JAKARTA - PT Folago Global Nusantara Tbk. (IRSX) mencatatkan pertumbuhan pendapatan signifikan pada semester I/2026 seiring dengan peningkatan produk digital, serta masuknya sejumlah sumber pemasukan baru dari layanan pemasaran, distribusi konten, hingga tiket konser.
Sebagai informasi, Folago merupakan perusahaan teknologi dan media digital di Indonesia. Perusahaan yang sebelumnya bernama PT Aviana Sinar Abadi Tbk. tersebut berganti pemegang saham pengendali (PSP) sekaligus model bisnis pada September 2025.

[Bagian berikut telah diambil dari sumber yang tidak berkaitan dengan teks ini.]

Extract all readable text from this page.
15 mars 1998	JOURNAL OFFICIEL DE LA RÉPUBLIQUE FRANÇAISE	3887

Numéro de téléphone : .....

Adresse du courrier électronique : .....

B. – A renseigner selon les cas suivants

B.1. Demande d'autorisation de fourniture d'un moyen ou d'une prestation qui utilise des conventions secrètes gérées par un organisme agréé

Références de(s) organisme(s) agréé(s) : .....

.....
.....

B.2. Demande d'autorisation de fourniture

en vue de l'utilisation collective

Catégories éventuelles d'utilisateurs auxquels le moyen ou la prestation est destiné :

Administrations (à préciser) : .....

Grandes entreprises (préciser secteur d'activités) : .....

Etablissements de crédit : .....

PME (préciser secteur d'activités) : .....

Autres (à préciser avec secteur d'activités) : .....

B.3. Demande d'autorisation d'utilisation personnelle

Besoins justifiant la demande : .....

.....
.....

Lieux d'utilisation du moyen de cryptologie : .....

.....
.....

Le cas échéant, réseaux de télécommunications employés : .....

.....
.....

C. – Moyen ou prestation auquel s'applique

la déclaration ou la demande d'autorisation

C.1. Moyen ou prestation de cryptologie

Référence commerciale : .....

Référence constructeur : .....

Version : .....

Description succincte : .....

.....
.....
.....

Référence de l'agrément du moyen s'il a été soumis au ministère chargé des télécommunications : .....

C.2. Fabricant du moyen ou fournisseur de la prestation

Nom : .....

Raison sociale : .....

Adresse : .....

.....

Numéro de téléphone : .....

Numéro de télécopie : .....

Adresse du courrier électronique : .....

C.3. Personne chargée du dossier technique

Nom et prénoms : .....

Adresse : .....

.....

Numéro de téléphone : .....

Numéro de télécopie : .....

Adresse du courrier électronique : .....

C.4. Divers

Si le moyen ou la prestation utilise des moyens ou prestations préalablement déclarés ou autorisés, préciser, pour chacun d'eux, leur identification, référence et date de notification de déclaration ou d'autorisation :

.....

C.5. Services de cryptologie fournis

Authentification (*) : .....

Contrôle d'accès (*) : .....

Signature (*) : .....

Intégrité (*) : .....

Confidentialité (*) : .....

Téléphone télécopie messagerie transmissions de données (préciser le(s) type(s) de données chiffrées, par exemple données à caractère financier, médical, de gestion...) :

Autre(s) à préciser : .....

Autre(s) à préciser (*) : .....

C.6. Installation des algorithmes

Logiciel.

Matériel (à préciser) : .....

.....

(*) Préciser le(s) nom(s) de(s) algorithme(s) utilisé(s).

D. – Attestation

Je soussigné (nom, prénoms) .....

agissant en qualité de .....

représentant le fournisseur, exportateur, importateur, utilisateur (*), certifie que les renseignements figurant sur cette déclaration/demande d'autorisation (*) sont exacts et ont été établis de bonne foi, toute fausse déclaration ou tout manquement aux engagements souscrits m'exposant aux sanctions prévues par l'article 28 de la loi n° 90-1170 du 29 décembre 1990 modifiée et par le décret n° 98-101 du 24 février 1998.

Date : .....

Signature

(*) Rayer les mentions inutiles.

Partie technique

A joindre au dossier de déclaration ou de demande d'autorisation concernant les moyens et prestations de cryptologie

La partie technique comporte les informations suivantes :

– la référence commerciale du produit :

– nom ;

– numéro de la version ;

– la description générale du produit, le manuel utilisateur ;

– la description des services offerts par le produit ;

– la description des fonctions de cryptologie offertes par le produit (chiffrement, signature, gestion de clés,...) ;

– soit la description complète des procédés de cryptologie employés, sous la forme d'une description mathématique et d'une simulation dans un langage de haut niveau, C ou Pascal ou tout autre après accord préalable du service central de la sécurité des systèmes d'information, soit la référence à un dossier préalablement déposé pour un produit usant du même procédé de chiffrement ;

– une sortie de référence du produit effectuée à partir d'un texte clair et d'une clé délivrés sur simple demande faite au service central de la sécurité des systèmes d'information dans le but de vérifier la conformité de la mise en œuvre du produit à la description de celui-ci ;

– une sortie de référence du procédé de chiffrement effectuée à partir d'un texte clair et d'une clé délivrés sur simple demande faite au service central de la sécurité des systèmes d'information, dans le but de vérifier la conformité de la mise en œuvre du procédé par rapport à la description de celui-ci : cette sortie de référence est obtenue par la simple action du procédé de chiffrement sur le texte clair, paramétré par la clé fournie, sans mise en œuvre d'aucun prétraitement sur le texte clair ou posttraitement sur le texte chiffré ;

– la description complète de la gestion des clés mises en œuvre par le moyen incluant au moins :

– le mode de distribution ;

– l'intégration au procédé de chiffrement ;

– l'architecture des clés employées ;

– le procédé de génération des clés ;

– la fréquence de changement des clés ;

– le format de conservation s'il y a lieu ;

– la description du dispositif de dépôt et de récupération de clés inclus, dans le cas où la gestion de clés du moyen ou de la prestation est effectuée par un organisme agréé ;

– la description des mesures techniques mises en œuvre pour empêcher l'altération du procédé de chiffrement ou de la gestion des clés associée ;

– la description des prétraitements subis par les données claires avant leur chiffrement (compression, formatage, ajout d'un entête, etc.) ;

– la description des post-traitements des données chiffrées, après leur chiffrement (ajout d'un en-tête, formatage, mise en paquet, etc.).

Berdasarkan laporan keuangan, IRSX membukukan pendapatan sebesar Rp275,09 miliar per Juni 2026. Realisasi tersebut melonjak sekitar 174 persen dibandingkan pendapatan Rp100,43 miliar pada periode yang sama tahun sebelumnya.

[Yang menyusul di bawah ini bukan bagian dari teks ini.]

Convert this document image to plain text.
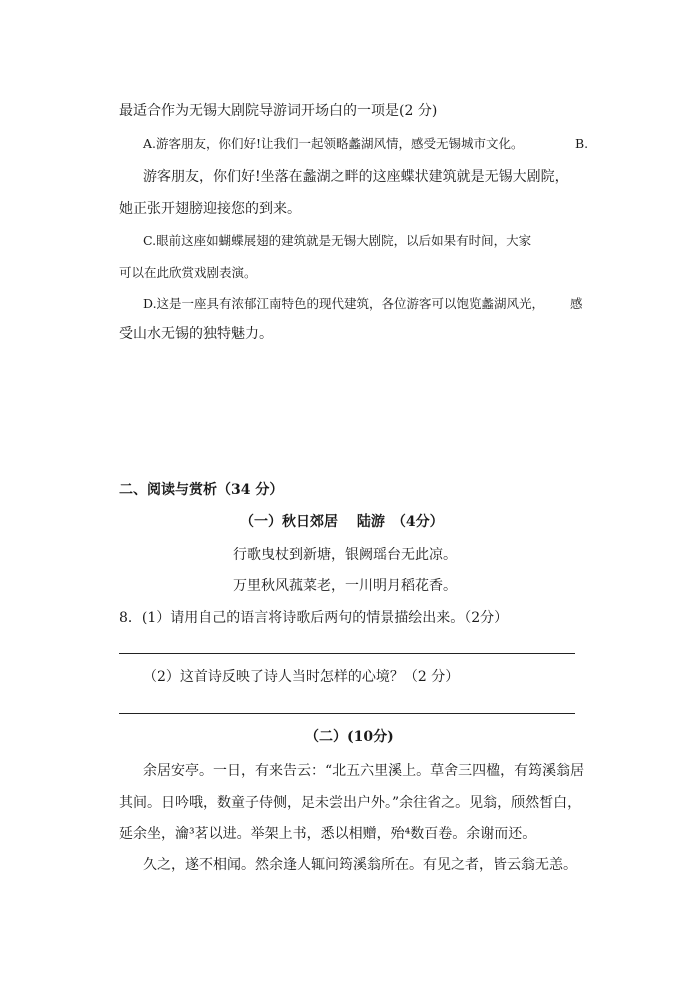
最适合作为无锡大剧院导游词开场白的一项是(2 分)
A.游客朋友，你们好!让我们一起领略蠡湖风情，感受无锡城市文化。	B.
游客朋友，你们好!坐落在蠡湖之畔的这座蝶状建筑就是无锡大剧院，
她正张开翅膀迎接您的到来。
C.眼前这座如蝴蝶展翅的建筑就是无锡大剧院，以后如果有时间，大家
可以在此欣赏戏剧表演。
D.这是一座具有浓郁江南特色的现代建筑，各位游客可以饱览蠡湖风光， 感
受山水无锡的独特魅力。
二、阅读与赏析（34 分）
（一）秋日郊居　 陆游　（4分）
行歌曳杖到新塘，银阙瑶台无此凉。
万里秋风菰菜老，一川明月稻花香。
8．(1）请用自己的语言将诗歌后两句的情景描绘出来。（2分）
（2）这首诗反映了诗人当时怎样的心境？（2 分）
（二）(10分)
余居安亭。一日，有来告云：“北五六里溪上。草舍三四楹，有筠溪翁居
其间。日吟哦，数童子侍侧，足未尝出户外。”余往省之。见翁，颀然皙白，
延余坐，瀹³茗以进。举架上书，悉以相赠，殆⁴数百卷。余谢而还。
久之，遂不相闻。然余逢人辄问筠溪翁所在。有见之者，皆云翁无恙。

Produk digital masih menjadi salah satu kontributor utama dengan menyumbang pendapatan sebesar Rp118,03 miliar, meningkat dari posisi Rp98,47 miliar pada semester I/2025.
Selain produk digital, IRSX mulai membukukan pendapatan dari layanan pemasaran dan periklanan digital. Segmen tersebut menghasilkan pendapatan Rp88,30 miliar, yang terdiri atas pemasaran digital Rp71,56 miliar, produksi materi iklan Rp13,26 miliar, serta iklan dan sponsor Rp3,49 miliar.

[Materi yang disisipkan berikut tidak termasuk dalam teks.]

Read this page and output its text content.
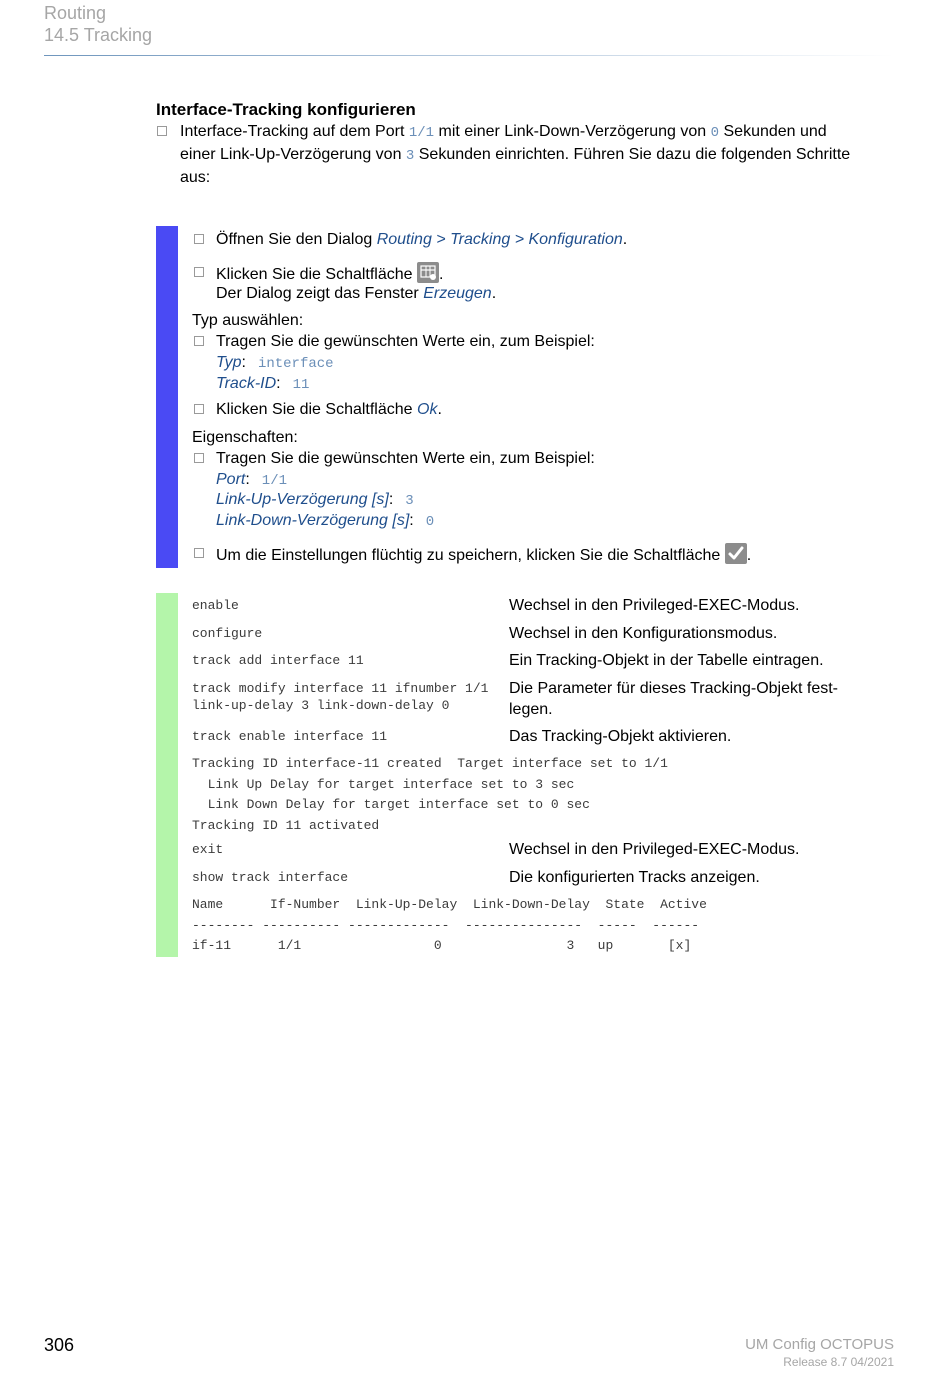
Routing
14.5 Tracking
Interface-Tracking konfigurieren
Interface-Tracking auf dem Port 1/1 mit einer Link-Down-Verzögerung von 0 Sekunden und
einer Link-Up-Verzögerung von 3 Sekunden einrichten. Führen Sie dazu die folgenden Schritte
aus:
Öffnen Sie den Dialog Routing > Tracking > Konfiguration.
Klicken Sie die Schaltfläche
.
Der Dialog zeigt das Fenster Erzeugen.
Typ auswählen:
Tragen Sie die gewünschten Werte ein, zum Beispiel:
Typ: interface
Track-ID: 11
Klicken Sie die Schaltfläche Ok.
Eigenschaften:
Tragen Sie die gewünschten Werte ein, zum Beispiel:
Port: 1/1
Link-Up-Verzögerung [s]: 3
Link-Down-Verzögerung [s]: 0
Um die Einstellungen flüchtig zu speichern, klicken Sie die Schaltfläche
.
enable	Wechsel in den Privileged-EXEC-Modus.
configure	Wechsel in den Konfigurationsmodus.
track add interface 11	Ein Tracking-Objekt in der Tabelle eintragen.
track modify interface 11 ifnumber 1/1
link-up-delay 3 link-down-delay 0
Die Parameter für dieses Tracking-Objekt fest-
legen.
track enable interface 11	Das Tracking-Objekt aktivieren.
Tracking ID interface-11 created  Target interface set to 1/1
Link Up Delay for target interface set to 3 sec
Link Down Delay for target interface set to 0 sec
Tracking ID 11 activated
exit	Wechsel in den Privileged-EXEC-Modus.
show track interface	Die konfigurierten Tracks anzeigen.
Name      If-Number  Link-Up-Delay  Link-Down-Delay  State  Active
-------- ---------- -------------  ---------------  -----  ------
if-11      1/1                 0                3   up       [x]
306	UM Config OCTOPUS
Release 8.7 04/2021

Perseroan juga mencatatkan pendapatan dari distribusi dan lisensi konten sebesar Rp45,18 miliar. Kontribusi tersebut berasal dari voucher akses konten over-the-top (OTT) sebesar Rp31,74 miliar, siaran langsung berbasis acara Rp12,82 miliar, serta kerja sama operasi film Rp612,36 juta.
Sumber pendapatan lainnya berasal dari penjualan tiket konser sebesar Rp11,96 miliar dan perolehan komisi senilai Rp11,61 miliar.
Peningkatan pendapatan tersebut turut diikuti kenaikan laba bruto. IRSX membukukan laba bruto sebesar Rp44,22 miliar, melonjak tajam dibandingkan Rp1,18 miliar pada semester I/2025.
Namun, beban umum dan administrasi perseroan juga meningkat menjadi Rp24,87 miliar dari sebelumnya Rp2,64 miliar pada periode yang sama tahun lalu.
Dengan demikian, IRSX mencetak laba usaha sebesar Rp19,40 miliar pada semester I/2026, berbalik dari kondisi rugi usaha sebesar Rp1,70 miliar pada semester I/2025.
Setelah memperhitungkan dampak proforma, perseroan membukukan laba periode berjalan sebesar Rp7,97 miliar, berbalik dari posisi rugi Rp1,59 miliar pada semester I/2025.
Sejalan dengan peningkatan aktivitas usaha, total aset IRSX per 30 Juni 2026 tercatat sebesar Rp517,77 miliar, meningkat dibandingkan posisi Rp360,23 miliar pada akhir 2025.
Ekuitas perseroan tercatat sebesar Rp317,28 miliar, naik tipis dari Rp315,36 miliar pada akhir 2025. Sementara itu, total liabilitas meningkat cukup besar menjadi Rp200,49 miliar dari Rp44,87 miliar pada akhir 2025.
Kenaikan liabilitas terutama berasal dari liabilitas jangka pendek yang mencapai Rp199,74 miliar, dibandingkan Rp43,83 miliar pada akhir 2025. Adapun liabilitas jangka panjang tercatat sebesar Rp757,11 juta, turun dari Rp1,04 miliar pada akhir 2025.